The shape of Mirasaura’s plumes also suggests to Spiekman that they grew in a featherlike way, developing from a ring of cells that rose up from the skin before fanning out.
If the researchers are right, then the common ancestor of Mirasaura and birds must have already carried some of the genetic instructions for building featherlike growths. Only some reptiles went on to use those instructions to that end.
As for how Mirasaura used its crest, Spiekman discounts the idea of parachuting from the trees. The new fossils clearly show that the crest stood straight up on the animal’s back – a position not conducive to slowing a fall.
“And that, for us, only really leaves some sort of display as a potential option,” Spiekman said.
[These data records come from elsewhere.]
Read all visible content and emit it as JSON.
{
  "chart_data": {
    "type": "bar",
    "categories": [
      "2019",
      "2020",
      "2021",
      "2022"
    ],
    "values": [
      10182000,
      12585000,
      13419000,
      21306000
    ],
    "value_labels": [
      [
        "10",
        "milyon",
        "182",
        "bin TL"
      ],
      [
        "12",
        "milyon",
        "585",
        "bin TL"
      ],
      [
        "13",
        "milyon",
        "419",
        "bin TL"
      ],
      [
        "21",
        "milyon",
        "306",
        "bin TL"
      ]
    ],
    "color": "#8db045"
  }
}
One possibility is that Mirasaura used its crest to show off, akin to how male anole lizards attract mates with a colorful flap of skin under their jaw.
These ideas are likely to set off a new round of debates. Richard Prum, an ornithologist at Yale University who was not involved in the new research, questioned whether Mirasaura’s crest had much in common with feathers. “I think that’s a real mistake,” he said.
He also held out the possibility that the crest was not a sheet of dead cells but, perhaps, a sheet of living tissue with blood coursing through it. “Thermal regulation becomes a prospect – absorbing the sun so they can get lots of energy to run around quicker,” Prum speculated.
Whatever Mirasaura’s strange anatomy turns out to have been, Prum agreed that the find highlights the underappreciated versatility of reptile skin.
“It’s a fascinating thing,” he said.